In the silence that fell between them then, Mattie could hear her own heart, catapulting itself so hard against her ribs she worried it might break right through. Slowly, very slowly, his dark gaze fixed to hers, Nicodemus straightened from his desk, and she was reminded how very dangerous he was. How lethal when he chose.
“You know you do,” she said. “Any game I might have played with sex, you’ve played yourself. The fact that you think you had different motives doesn’t change anything. It’s the same game.”
“It most assuredly is not.”
“This has been the same pattern from the start. You push, I push back. Around and around we go, and we’ve been doing it for years. You had no reason to think anything would change when we went to your island—but then it turned out that I wasn’t who you thought I was. And if I was a virgin, you couldn’t stay up there, all warm and comfortable on your moral high ground.”
“You can twist this any way you like, Mattie,” he said in that same harsh tone. “That doesn’t make it true.”
“There are a thousand ways we could have handled this marriage,” she said, searching his face for the man she’d glimpsed in Greece, the man who’d been discarded by his father and had still made so much of himself. The little boy he must have been once, who’d made himself into a king of sorts, by the force of his own will. “It could have been a team effort. But instead, you threatened me and crowded me. Gloated about your victory over me.”
“You’re unbelievable.” He took a step toward her, then appeared to think better of it and stopped. “Are you truly standing here today, claiming that had I approached you differently you would have—what?” He shook his head in amazement. “Come to this marriage dancing and singing?”
“I don’t know,” she said. “But I do know that you couldn’t risk it. How could you possibly pretend to open up to me and then retreat like this if I was interested in a real partnership? That might make you something less than the upright and honest one here, and then what would happen?”
She couldn’t help the bit of sarcasm that snuck in there at the end, and she saw him register it with a scowl.
“Let me guess,” he said, witheringly. “Somehow, this is all my fault, yes? Isn’t that where you’re headed?”
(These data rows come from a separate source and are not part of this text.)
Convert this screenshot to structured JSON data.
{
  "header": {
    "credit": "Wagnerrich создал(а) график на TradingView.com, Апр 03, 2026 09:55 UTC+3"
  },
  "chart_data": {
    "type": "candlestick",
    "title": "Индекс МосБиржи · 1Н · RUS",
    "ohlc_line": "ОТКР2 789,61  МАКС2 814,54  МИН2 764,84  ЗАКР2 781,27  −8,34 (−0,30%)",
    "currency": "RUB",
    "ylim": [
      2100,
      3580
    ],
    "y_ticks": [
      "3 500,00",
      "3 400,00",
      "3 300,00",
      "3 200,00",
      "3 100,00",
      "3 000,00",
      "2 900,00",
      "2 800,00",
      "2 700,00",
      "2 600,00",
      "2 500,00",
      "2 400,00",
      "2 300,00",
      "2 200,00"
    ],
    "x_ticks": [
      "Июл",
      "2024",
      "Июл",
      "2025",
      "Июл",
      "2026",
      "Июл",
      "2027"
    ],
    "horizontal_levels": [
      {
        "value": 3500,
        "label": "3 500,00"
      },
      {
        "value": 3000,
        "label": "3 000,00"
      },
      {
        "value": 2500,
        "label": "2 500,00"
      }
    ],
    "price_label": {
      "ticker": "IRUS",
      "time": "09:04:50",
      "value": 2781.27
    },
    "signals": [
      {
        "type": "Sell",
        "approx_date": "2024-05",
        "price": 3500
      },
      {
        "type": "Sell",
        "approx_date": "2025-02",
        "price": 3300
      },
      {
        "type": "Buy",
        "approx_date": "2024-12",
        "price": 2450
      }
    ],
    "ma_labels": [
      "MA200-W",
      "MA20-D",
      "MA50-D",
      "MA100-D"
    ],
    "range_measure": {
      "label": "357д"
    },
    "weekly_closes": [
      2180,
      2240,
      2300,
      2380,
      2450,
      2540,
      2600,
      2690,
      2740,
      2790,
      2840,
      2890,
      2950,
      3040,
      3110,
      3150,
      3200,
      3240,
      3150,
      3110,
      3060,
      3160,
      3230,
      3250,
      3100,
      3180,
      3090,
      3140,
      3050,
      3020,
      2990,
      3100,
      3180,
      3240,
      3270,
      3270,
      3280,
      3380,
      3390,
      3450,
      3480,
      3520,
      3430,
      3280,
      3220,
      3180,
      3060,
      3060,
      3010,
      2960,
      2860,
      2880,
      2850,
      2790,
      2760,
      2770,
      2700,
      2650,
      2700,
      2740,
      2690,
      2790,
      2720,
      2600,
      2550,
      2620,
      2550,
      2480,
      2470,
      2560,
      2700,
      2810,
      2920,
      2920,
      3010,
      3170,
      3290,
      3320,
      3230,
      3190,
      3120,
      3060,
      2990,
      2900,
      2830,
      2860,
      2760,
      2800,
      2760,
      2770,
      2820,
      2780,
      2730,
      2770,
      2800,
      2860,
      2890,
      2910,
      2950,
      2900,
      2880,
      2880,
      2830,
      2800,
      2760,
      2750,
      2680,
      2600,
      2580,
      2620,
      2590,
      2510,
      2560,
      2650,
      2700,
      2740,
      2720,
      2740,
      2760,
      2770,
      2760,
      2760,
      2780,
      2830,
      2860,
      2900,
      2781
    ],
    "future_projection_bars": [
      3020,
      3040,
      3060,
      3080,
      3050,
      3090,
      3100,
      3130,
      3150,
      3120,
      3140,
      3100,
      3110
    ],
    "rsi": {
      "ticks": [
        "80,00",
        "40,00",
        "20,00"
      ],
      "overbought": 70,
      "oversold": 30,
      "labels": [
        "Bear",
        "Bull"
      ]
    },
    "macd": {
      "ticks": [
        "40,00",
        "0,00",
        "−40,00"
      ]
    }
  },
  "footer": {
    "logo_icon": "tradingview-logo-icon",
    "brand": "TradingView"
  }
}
“Not at all.” It was hard to keep her head up high, her gaze on his, but she did it. “You wanted me to respond the way I did. Because that way, you get to be the martyr, and I’m still the spoiled brat who even managed to remain a virgin to spite you.”
“Then why?” And there was nothing controlled about his voice then. Nothing concealed in his expression. She could feel the kick of it. “If not for spite—for another point in this endless game?”
“Why do you think, you idiot?” she hurled back at him, and she threw her hands up as if she wanted to hit him or encompass all of Manhattan or maybe because she couldn’t stand still. “Because of you!”